The investigators initiated their study by testing their hypothesis out on the model genetic organism Caenorhabditis elegans—a favorite test subject among aging experts because after just 8–10 days it's already considered elderly. Amazingly, the lifespan of worms exposed to UA increased by more than 45% compared with the control group.

While the initial results were extremely encouraging, the research team decided to test the molecule on animals that have more in common with humans. In the rodent studies, like with C. elegans, a significant reduction in the number of mitochondria was observed, indicating that a robust cellular recycling process was taking place. Older mice, around 2 years of age, showed 42% better endurance while running than equally old mice in the control group.

“We identified UA as a first-in-class natural compound that induces mitophagy both in vitro and in vivo following oral consumption,” the authors wrote. “In C. elegans, UA prevented the accumulation of dysfunctional mitochondria with age and extended lifespan. These effects translated to rodents, where UA improved exercise capacity in two different mouse models of age-related decline of muscle function, as well as in young rats.

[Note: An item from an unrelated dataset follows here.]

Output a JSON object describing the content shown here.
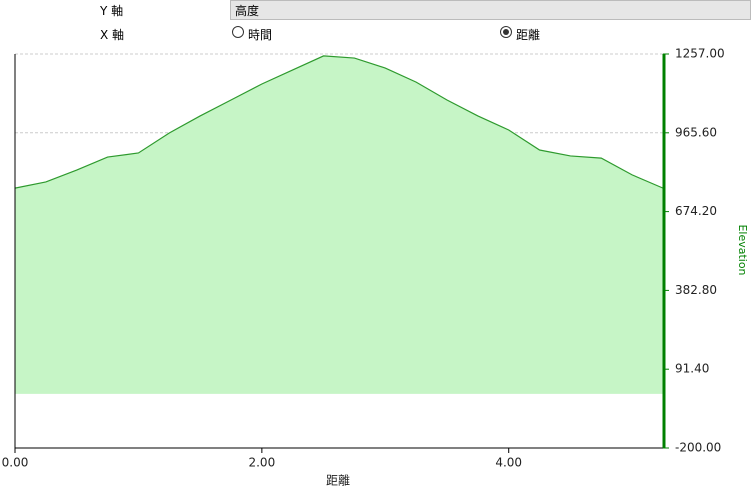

Our findings highlight the health benefits of UA and its potential application in strategies to improve mitochondrial and muscle function.”

The findings from this study were published recently in Nature Medicine in an article entitled “Urolithin A Induces Mitophagy and Prolongs Lifespan in C. elegans and Increases Muscle Function in Rodents.”

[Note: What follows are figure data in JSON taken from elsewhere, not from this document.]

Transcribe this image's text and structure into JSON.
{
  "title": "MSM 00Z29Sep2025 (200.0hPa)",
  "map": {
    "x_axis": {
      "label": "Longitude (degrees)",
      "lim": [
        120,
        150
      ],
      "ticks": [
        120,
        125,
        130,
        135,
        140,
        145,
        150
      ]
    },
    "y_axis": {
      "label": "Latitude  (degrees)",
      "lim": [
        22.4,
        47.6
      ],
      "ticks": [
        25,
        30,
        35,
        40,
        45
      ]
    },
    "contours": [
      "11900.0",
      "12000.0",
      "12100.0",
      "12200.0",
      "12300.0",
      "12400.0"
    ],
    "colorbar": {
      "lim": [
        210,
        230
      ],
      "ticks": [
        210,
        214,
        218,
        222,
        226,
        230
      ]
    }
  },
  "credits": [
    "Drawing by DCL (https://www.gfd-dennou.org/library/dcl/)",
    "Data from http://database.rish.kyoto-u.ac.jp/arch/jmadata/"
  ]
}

“Species that are evolutionarily quite distant, such as C. elegans and the rat, react to the same substance in the same way,” noted senior study author Johan Auwerx, M.D., Ph.D., professor at EPFL. “That's a good indication that we're touching here on an essential mechanism in living organisms.”

While the results from this study are remarkable, don’t rush out to your supermarket just yet to stock up on pomegranates. It's worth noting that the fruit itself doesn’t contain the miracle molecule, but rather its precursor. That molecule is converted into UA by the microbes that inhabit the intestine. Because of this, the amount of UA produced can vary widely, depending on the species of animal and the flora present in the gut microbiome. Moreover, some individuals don't produce any at all, and if you happen to be one of the unfortunate ones, it's possible that pomegranate juice won't do you any good.

For those without the right microbes in their guts, however, the scientists are already working on a solution. The study's co-authors founded a start-up company, Amazentis, which has developed a method to deliver finely calibrated doses of UA and is currently conducting its first clinical trials, testing the molecule on humans in European hospitals.

“Precursors to urolithin A are found not only in pomegranates but also in smaller amounts in many nuts and berries,” remarked co-author Chris Rinsch, Ph.D., CEO of Amazentis. “Yet for it to be produced in our intestines, the bacteria must be able to break down what we're eating. When, via digestion, a substance is produced that is of benefit to us, natural selection favors both the bacteria involved and their host. Our objective is to follow strict clinical validations so that everyone can benefit from the result of these millions of years of evolution.”